Brits Tremble at the “A” Word

The British are debating ways to reform the National Health Service. But politicians have found there is one strategy that will not stand: Americanization.

Jimmy Henry Chu writes for the Los Angeles Times:

Britain is now embroiled in a healthcare argument of its own, prompted by a proposed shake-up of the NHS. And the phrase on everyone’s lips is “American-style,” which may not be as catchy as the “death panels” that Palin attributed to socialized medicine but which, over here, inspires pretty much the same kind of terror.

Ask a Briton to describe “American-style” healthcare, and you’ll hear a catalog of horrors that include grossly expensive and unnecessary medical procedures and a privatized system that favors the rich. For a people accustomed to free healthcare for all, regardless of income, the fact that millions of their cousins across the Atlantic have no insurance and can’t afford decent treatment is a farce as well as a tragedy. …

… So frightening is the Yankee example that any British politician who values his job has to explicitly disavow it as a possible outcome. Twice.

The Brits are worried that some proposals amount to back-door privatization, which would put Britain on the road to American-style serfdom. What the article doesn’t point out is that Britain spends a great deal less on health care than the U.S. does, as explained in a recent post. Total spending is $3,129 per capita in Britain and $7,538 per capita in the U.S. Or, as a percentage of GDP, Britain spends 8.7 percent and the U.S. spends 16 percent.

That privatization is somethin’ else, huh?

Ironically, government spending on health care as a percentage of GDP is nearly the same in the two countries — 7.4 percent in the U.S., 7.2 percent in the U.K. But then the U.S. is burdened by its big, sloppy, wasteful, profit-driven private health care industry that is eating our economy on top of that.

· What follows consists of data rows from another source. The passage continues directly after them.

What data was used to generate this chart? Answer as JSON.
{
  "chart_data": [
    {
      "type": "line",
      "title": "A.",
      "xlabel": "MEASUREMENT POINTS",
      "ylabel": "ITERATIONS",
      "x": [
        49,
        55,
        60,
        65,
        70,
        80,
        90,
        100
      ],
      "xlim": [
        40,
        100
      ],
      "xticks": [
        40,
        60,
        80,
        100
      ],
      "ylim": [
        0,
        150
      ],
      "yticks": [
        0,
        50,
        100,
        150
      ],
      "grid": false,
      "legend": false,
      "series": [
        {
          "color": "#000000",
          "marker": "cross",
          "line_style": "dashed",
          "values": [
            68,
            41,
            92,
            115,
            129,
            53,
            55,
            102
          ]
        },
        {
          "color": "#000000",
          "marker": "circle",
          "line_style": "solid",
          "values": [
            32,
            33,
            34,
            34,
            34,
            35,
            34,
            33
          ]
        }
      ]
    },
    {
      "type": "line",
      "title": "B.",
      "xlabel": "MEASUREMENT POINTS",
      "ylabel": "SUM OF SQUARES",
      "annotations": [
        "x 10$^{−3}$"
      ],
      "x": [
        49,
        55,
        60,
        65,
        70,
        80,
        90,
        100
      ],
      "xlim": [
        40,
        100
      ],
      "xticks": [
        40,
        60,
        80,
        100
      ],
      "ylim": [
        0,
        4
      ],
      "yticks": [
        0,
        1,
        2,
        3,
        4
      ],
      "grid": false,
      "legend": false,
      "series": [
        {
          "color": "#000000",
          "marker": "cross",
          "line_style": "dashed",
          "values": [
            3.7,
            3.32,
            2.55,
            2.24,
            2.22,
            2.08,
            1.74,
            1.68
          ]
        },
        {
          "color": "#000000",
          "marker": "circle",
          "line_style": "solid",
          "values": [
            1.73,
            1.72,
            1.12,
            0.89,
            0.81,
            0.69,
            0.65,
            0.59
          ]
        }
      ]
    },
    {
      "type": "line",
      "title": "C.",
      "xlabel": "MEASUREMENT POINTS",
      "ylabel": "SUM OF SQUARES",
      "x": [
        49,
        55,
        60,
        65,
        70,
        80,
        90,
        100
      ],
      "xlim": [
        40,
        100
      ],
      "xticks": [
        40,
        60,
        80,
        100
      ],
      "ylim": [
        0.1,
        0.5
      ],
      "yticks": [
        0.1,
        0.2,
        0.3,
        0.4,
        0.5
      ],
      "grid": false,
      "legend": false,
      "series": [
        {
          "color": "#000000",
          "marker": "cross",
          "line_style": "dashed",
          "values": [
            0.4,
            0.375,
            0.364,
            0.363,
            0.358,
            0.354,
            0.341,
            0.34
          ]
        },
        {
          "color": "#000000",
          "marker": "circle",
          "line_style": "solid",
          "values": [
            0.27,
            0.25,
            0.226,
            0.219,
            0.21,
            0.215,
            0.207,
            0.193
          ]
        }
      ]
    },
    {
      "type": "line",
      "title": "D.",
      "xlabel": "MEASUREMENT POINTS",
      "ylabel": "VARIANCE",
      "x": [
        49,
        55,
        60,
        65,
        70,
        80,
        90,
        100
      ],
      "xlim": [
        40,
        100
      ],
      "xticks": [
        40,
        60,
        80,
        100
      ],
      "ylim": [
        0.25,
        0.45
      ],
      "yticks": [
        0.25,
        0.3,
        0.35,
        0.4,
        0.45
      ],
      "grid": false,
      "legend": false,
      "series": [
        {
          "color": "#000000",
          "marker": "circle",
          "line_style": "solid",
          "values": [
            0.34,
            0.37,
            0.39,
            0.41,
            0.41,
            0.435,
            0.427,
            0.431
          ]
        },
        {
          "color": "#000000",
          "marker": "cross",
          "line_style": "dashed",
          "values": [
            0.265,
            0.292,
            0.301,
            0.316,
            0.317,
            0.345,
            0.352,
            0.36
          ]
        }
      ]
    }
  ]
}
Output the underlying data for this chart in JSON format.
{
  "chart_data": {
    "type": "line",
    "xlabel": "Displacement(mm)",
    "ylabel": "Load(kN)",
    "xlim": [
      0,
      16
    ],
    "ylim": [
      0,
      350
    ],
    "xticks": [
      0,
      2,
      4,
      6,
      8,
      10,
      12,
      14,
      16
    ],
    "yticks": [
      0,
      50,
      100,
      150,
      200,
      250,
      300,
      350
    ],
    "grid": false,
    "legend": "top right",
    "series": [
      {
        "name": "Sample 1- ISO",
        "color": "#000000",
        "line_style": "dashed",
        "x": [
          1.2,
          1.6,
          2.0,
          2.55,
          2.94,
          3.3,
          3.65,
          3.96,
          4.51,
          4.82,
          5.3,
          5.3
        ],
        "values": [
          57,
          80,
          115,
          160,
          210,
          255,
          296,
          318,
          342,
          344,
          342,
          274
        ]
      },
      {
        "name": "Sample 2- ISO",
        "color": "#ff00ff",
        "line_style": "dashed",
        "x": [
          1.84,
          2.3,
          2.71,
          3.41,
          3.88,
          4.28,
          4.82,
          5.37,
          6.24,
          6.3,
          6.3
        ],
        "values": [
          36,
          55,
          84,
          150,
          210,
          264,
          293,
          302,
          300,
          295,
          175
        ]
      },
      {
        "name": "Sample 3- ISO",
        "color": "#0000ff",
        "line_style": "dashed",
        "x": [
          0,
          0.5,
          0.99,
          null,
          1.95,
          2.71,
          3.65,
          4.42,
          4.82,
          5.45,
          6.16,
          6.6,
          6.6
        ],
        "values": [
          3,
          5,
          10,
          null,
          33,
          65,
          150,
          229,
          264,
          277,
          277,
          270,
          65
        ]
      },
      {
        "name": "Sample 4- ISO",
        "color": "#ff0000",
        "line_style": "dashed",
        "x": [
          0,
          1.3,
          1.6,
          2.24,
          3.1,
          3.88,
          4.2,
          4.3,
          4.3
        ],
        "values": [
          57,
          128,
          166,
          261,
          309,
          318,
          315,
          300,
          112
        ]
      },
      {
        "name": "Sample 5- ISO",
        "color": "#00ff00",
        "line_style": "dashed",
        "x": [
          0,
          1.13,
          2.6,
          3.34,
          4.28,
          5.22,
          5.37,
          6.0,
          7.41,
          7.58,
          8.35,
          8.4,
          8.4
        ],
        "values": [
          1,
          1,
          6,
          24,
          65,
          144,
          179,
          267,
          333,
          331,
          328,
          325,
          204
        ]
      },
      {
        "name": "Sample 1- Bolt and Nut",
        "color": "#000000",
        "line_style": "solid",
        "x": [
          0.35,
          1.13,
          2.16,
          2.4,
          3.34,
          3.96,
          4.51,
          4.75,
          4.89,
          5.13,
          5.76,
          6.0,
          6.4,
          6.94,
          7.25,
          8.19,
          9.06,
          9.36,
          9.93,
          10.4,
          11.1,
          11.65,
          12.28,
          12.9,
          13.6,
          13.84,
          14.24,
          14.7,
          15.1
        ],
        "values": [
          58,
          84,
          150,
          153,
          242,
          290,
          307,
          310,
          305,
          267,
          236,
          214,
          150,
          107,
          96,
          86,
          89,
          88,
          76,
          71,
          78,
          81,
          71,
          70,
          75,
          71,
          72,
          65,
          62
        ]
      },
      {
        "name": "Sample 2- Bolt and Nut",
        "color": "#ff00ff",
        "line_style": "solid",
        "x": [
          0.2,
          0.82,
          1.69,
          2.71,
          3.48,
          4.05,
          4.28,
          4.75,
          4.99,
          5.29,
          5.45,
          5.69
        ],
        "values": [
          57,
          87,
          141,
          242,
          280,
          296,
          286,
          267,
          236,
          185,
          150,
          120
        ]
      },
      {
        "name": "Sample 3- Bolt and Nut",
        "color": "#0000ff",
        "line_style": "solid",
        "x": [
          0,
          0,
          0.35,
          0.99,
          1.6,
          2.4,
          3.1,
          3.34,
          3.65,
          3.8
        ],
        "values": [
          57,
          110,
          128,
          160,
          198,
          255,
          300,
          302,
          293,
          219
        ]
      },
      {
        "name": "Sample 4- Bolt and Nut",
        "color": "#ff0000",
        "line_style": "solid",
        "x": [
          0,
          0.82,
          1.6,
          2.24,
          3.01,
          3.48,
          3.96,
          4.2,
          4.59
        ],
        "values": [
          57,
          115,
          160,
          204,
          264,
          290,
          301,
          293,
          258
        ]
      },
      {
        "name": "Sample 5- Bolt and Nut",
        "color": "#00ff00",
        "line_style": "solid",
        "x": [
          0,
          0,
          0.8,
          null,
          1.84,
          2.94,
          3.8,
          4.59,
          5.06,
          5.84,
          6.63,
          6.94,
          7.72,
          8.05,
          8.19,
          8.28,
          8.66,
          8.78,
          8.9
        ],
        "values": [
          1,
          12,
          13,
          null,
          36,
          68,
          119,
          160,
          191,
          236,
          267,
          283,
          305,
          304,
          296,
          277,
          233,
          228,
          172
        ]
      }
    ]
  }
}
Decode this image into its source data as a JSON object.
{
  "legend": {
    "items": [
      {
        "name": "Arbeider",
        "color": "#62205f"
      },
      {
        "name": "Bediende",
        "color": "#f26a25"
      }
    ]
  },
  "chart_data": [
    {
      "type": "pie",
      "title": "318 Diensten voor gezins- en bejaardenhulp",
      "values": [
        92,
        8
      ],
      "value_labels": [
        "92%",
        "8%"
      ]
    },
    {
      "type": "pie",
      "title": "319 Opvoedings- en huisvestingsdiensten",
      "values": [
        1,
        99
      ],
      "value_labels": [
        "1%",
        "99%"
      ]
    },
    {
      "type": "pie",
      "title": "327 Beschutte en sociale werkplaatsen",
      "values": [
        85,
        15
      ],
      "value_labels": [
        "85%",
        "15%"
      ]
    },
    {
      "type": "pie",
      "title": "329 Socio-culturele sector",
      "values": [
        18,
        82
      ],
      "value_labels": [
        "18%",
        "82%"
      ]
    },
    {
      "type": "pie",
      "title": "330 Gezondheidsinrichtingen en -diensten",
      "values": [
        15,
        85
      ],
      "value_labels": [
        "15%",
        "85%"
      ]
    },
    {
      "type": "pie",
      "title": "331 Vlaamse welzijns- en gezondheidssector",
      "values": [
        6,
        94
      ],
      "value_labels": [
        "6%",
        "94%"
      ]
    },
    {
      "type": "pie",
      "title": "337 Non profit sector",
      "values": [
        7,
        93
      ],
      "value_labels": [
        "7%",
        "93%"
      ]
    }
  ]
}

The British NHS does have a lot of problems, but it also is on the low end of what industrialized nations spend on health care. There are all kinds of factors driving up health care cost that are impacting most nations. The only country I know of getting by with lower costs figured both per capita and as a percentage of GDP is Japan. I don’t know how Japan is keeping its costs down, but it is.

BTW, there is also grumbling about Americanizing the higher education system. Public universities are raising tuition fees as high as $14,750 a year — a bargain by our standards — and the Brits are angry about this. They don’t think higher education should require such a financial burden. Just wait ’til some British genius comes up with a student loan industry.